For many organizations, it was their obsession with planning for what they believed would happen (and believing it!) that made them less agile. Despite this, so many organizations are still setting annual goals and tweaking out-of-date performance management and remuneration systems, all predicated on a relatively stable state.
Yet, the companies who have survived best even benefited from, the current turbulence, are those that previously invested in management excellence. They had clear long-term goals and strategies. But, they underpinned these, not with unrealistic long-term operational plans, but with:
- Many very specific short-term goals supported by highly tactical plans which they reviewed and adapted routinely to address rapidly changing demands and evolving circumstances. This approach enabled them to maintain operational businesses and gave them sustainability.
- Rolling risk analyses. These forced them to think through worst-case scenarios and to prepare for their potential occurrence. Did many predict a pandemic? No (even though we have known for over a decade that one was extremely likely). But, many did predict potential major supply change disruptions and global market crashes and so prepared their businesses to cope with them.
- A cadre of managers who understood that their sole role was to optimize the development and performance of their employees, through whom they achieve their results. Those managers also had proven skills at doing that – they had a skill-based, not a hope-based strategy. And, organizations with highly flattened structures and people-management as a bolt-on to “your real job” have paid the price of reduced staff loyalty.
As we come out of lockdown they may well see significant levels of attrition.
The pandemic has placed a huge burden on HR professionals, to which most have responded exceptionally well.
Across the globe, HR has led the way in ensuring that staff have been looked after. Could some have done better? Of course. But, the evidence is clear. HR has stepped up to the plate and added value to organizations of all sizes and sectors in ways never before seen.

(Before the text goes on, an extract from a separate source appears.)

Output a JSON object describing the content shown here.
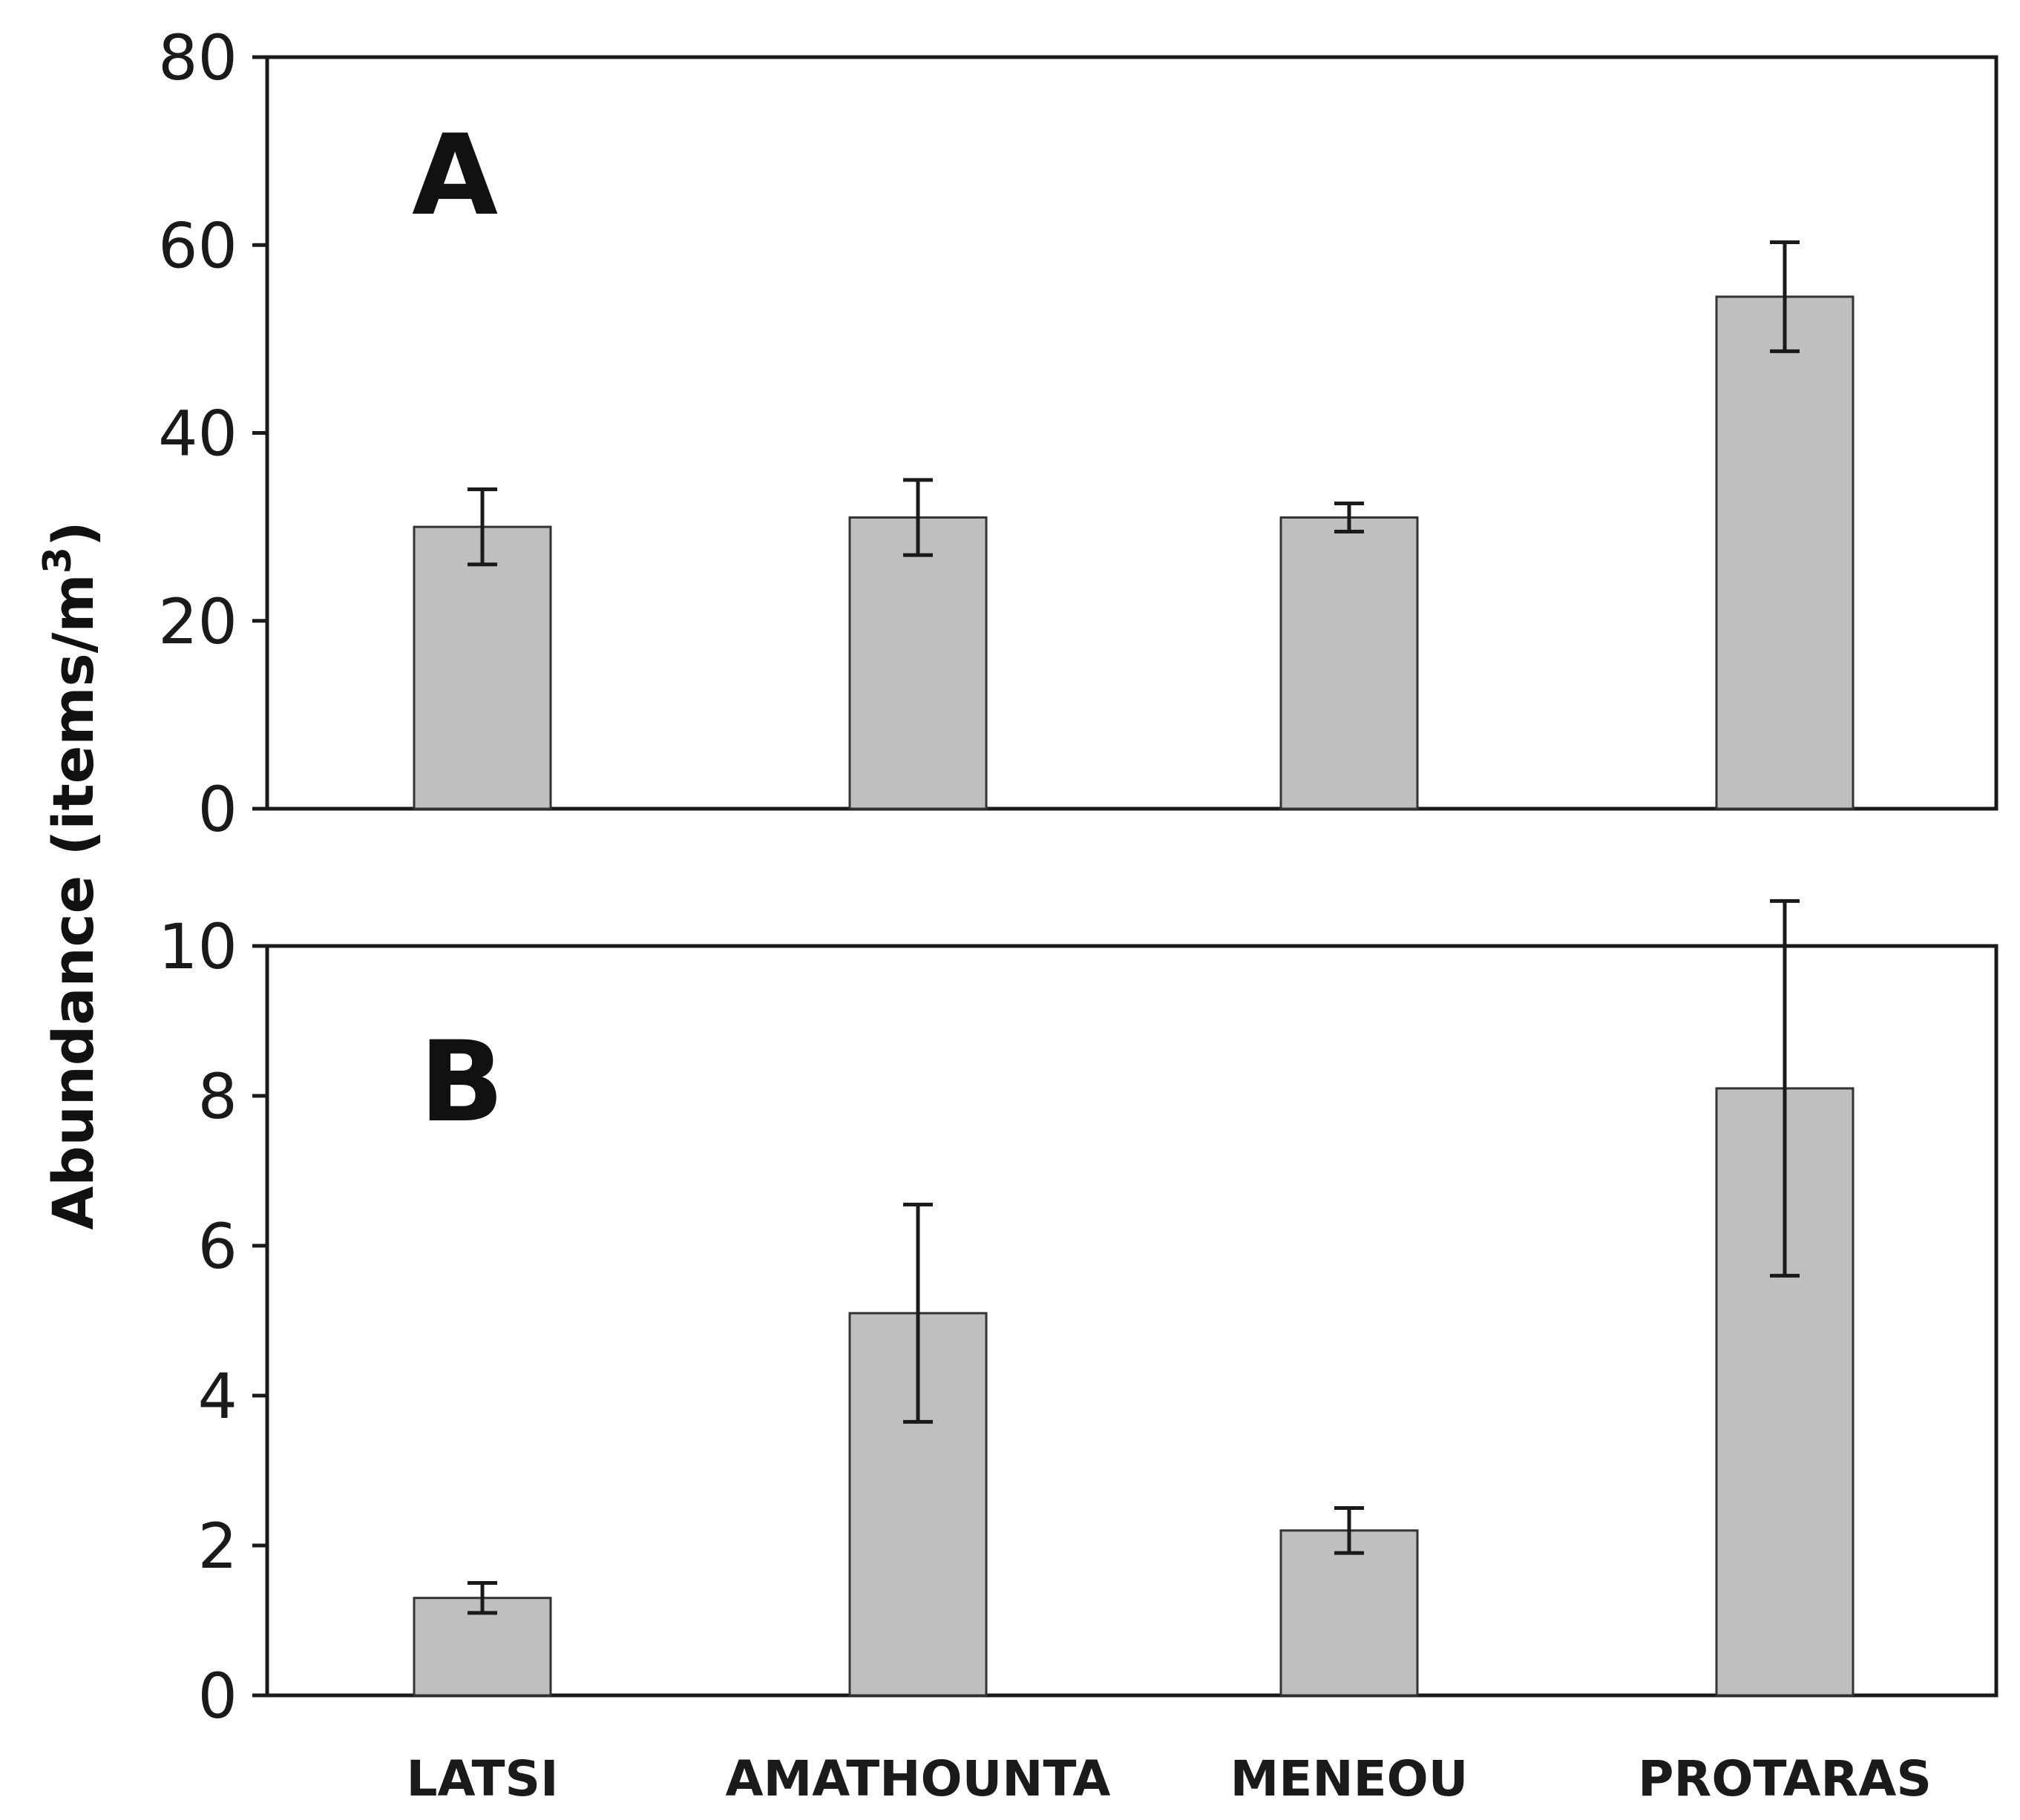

But, what now? This is the end of the start, not the start of the end. We must now learn from this experience.
Now, we have to build organizations to face a future characterized by:
- Rapid unpredictable changes;
- Decreased staff loyalty;
- Greater value being placed on the employee experience and less on tangible benefits;
- Demand for increased productivity to recover lost liquid assets;
- Surplus people-power but top-talent shortages;
- Demands for increased healthy and ethical workplaces;
- Pressure for evidenced inclusion, not merely diversity.
Our HR challenge now is to ensure that each of our organizations equips itself to:
- Focus on developing flexible, adaptable, and sustainable business models;
- Analyse the risks it faces and determine how to cope with, mitigate, or avoid them;
- Make effective principle-based decisions with speed at all levels;
- Innovate – not to try to emulate or be distracted by others, rather create our own futures.
Traditional processes for preparing individuals for people-management positions, selecting them, and ensuring continuing personal development did not work, do not work, and will not work. Traditional processes for managing performance and rewards have also been shown to be flawed.
HR now has an opportunity to excel, to build on the credibility that 2020 has given us, and to strike out a new path on the journey to achieving management excellence.